Gel puts sensors in a new light

Dec. 3, 2007
Material provides unrivalled color-change capabilities.

A thin film of a novel gel can serve as a fast and inexpensive sensor for pressure, temperature, pH, humidity and other variables, believe researchers at the Massachusetts Institute of Technology, Cambridge, Mass. The material responds quickly to changes and provides a far greater color range than other gels, says Edwin Thomas, professor and head of the school’s Department of Materials Science and Engineering.

Pressure variation causes instantaneous change in color, he notes, while response to temperature shift takes only sub-seconds, too fast for the eye to see.  The material is unique, what he calls the “world champion” in color change — it boasts up to a 600% change in reflectivity, far greater than possible with other color-changing gels, claims Thomas. “You can use mechanical or chemical forces to get really big responses, going through the entire range of light from ultraviolet to infrared,” he explains. Calibrating of color against the values of the particular variable allows the gel to provide high resolution.

The gel consists of 10 to 15 pairs of alternating layers of hard and soft polymers, polystyrene and poly-2-vinyl-pyridine (P2VP), respectively, and is about 1 micron thick. The material is self-assembling — the separate layers develop on their own as the gel forms, notes Thomas.

“We wanted to develop something that was ‘tunable’,” he says, adding “The gel is very versatile.”

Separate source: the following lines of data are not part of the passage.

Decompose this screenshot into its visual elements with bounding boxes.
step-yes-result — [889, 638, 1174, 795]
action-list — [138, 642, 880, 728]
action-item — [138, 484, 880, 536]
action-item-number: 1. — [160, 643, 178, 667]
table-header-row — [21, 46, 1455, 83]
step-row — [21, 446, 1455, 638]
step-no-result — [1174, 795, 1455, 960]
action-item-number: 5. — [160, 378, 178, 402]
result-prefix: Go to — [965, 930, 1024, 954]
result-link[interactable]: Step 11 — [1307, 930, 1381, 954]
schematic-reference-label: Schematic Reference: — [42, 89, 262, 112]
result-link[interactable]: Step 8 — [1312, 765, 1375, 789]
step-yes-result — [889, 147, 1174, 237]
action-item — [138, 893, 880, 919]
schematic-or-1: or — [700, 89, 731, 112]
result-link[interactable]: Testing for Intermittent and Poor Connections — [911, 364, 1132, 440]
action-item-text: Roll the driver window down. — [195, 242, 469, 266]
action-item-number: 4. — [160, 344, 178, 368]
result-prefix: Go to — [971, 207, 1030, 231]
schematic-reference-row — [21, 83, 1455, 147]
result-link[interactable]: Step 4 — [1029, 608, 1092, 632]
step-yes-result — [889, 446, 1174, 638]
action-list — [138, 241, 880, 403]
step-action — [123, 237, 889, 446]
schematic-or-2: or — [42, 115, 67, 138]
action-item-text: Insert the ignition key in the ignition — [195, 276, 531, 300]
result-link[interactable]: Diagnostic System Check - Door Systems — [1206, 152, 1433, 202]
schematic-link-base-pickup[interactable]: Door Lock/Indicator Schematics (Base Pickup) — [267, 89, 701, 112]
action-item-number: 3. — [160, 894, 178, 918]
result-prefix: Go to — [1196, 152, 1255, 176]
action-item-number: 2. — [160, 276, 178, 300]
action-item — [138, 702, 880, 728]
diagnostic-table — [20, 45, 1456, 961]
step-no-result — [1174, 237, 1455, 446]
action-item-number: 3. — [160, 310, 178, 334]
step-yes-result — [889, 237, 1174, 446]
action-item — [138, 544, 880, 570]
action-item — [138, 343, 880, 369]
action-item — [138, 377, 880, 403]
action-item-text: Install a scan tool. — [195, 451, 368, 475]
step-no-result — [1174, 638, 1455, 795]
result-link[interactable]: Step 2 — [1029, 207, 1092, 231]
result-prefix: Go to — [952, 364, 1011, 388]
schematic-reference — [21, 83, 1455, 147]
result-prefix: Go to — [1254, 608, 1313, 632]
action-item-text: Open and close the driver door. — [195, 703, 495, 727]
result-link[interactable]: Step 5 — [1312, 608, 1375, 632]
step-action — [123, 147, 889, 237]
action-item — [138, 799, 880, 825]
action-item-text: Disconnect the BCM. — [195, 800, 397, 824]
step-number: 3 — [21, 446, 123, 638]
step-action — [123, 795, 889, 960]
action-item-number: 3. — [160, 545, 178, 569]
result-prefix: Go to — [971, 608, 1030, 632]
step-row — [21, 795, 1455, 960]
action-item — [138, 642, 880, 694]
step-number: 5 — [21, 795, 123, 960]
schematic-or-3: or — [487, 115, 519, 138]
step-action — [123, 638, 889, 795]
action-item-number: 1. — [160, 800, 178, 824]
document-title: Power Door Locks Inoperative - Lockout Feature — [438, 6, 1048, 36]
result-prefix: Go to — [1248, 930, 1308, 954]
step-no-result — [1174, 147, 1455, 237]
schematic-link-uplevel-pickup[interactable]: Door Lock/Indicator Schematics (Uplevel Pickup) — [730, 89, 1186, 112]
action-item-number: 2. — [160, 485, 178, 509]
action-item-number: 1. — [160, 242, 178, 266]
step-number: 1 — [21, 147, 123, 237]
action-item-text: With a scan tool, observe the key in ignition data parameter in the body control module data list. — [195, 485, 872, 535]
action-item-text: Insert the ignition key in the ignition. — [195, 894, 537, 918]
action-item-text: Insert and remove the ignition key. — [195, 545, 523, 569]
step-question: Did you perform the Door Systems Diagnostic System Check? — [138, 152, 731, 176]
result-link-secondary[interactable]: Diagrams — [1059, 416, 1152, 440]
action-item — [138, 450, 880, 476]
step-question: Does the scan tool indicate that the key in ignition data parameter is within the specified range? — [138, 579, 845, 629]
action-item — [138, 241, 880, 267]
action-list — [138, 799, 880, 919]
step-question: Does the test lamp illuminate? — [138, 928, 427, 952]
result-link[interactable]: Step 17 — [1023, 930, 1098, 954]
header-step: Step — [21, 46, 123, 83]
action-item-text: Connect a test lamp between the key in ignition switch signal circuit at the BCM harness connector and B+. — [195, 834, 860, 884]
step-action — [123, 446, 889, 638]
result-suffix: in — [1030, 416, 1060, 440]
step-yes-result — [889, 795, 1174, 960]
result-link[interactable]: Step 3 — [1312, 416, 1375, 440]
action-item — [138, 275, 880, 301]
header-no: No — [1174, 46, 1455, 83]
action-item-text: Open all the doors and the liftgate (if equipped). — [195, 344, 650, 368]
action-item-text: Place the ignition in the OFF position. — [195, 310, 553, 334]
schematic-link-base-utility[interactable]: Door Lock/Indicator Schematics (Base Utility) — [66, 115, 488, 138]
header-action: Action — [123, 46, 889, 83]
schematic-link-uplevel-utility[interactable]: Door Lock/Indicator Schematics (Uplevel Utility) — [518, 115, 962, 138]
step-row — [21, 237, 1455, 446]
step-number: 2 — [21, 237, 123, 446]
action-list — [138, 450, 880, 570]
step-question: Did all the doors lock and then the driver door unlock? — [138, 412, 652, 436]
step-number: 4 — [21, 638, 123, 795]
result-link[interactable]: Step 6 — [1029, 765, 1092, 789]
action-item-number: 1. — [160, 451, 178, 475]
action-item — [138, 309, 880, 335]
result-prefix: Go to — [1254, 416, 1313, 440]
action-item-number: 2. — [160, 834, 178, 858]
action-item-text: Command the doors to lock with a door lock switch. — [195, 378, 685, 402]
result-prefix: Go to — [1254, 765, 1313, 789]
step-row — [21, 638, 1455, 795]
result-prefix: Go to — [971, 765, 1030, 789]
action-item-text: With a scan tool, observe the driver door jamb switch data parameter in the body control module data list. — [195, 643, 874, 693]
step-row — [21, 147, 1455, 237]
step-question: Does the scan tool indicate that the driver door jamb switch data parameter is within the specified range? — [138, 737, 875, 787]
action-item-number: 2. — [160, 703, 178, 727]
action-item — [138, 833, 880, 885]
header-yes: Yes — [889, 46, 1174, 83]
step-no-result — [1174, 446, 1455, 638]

Key to the greater color range is that the film structure restricts physical change to a single dimension — thickness — unlike other gels that expand in three dimensions.
External stimuli like pressure or temperature alter the thickness of the softer P2VP layers or the film’s index of refraction. Increasing pressure doesn’t affect the index of refraction but compresses the layers, shifting the color towards blue, notes Thomas.

Temperature response is more complex because the index of refraction goes down while thickness goes up as temperature rises.

Thomas has tested the gel for 500 cycles and has found no deterioration in its performance. The mechanisms that cause the color change have no obvious reason to fatigue, he notes.

So far, the researchers have made 4 in. by 4 in. gels. However, there’s no size restriction, says Thomas. Basically, low-viscosity block copolymer is dissolved in a solvent and then sprayed or painted onto a surface, which can be irregular.

Evaporation creates the gel. The resultant thin film is soft and so might scratch or peel but can be protected by coating with a clear film.

Sensors should be low cost, Thomas believes, because the polymers are inexpensive and easily processed, plus not much material is needed and application is easy.

Potential plant roles include to visibly warn personnel that process equipment or piping is at high temperature. In addition, the gel offers benefits for research, such as on large-area airfoils, to replace embedded sensors now used. The researchers also are working on a gel that changes color in response to applied voltages, which should be good for study of electrical fields, he says. “No ‘killer’ applications are obvious yet, though,” admits Thomas. The school is thinking of licensing the technology, and several companies already have approached the researchers.